T-S Ar. 31.143: 11th or early 12th-century copy, showing the tabular layout that is characteristic of the Book of Rules
My analysis of grammatical theories and pedagogical strategies reflected in Kitāb al-ʿUqūd has recently appeared in the Cambridge Genizah Studies Series, Brill (Vidro 2011), under the title Verbal Morphology in the Karaite Grammatical Treatise Kitāb al-ʿUqūd fī Taṣārīf al-Luġa al-ʿIbrāniyya. A critical edition and English translation of this fascinating medieval grammar has also just been published in the same series (Vidro 2013), under the title A Medieval Karaite Pedagogical Grammar of Hebrew: a critical edition and English translation of Kitāb al-ʿUqūd fī Taṣārīf al-Luġa al-ʿIbrāniyya.
Bibliography
Ben-Shammai, H., 2010, ‘Is “the Cairo Genizah” a proper name or a generic noun? On the relationship between the genizot of the Ben Ezra and the Dār Simḥa synagogues’, in B. Outhwaite & S. Bhayro (eds), ‘From a Sacred Source’, Leiden/Boston, Brill.

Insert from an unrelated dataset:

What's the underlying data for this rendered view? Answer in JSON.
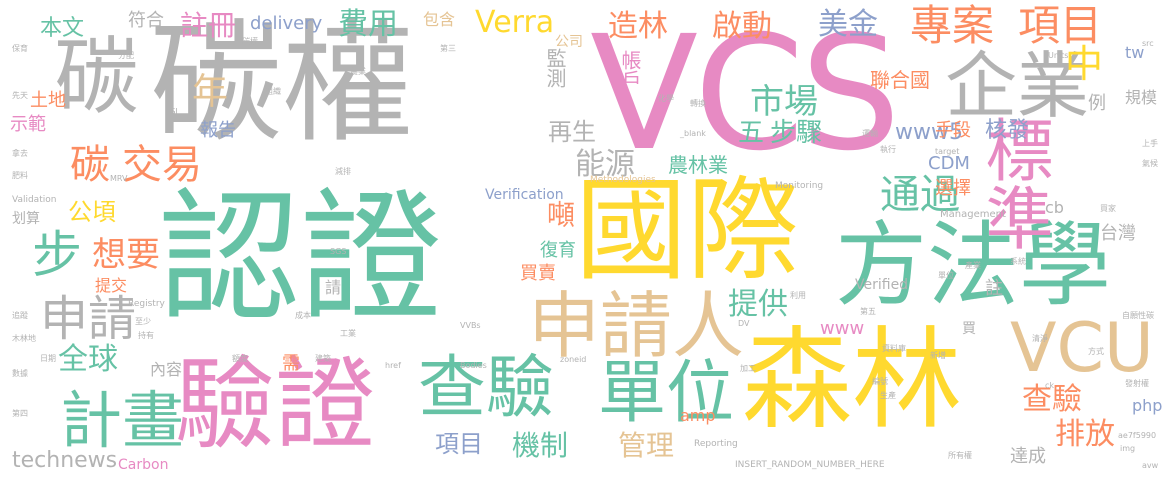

Elkin, Z., M. Ben-Sasson, 2002, ‘Abraham Firkovitch and the Cairo Genizahs in the light of his personal archive’ (Hebrew), Peʿamim 90, pp. 51-95.
Vidro, N., 2011, Verbal Morphology in the Karaite Grammatical Treatise Kitāb al-ʿUqūd fī Taṣārīf al-Luġa al-ʿIbrāniyya, Leiden/Boston, Brill.
Vidro, N., 2013, A Medieval Karaite Pedagogical Grammar of Hebrew: a critical edition and English translation of Kitāb al-ʿUqūd fī Taṣārīf al-Luġa al-ʿIbrāniyya, Leiden/Boston, Brill (forthcoming).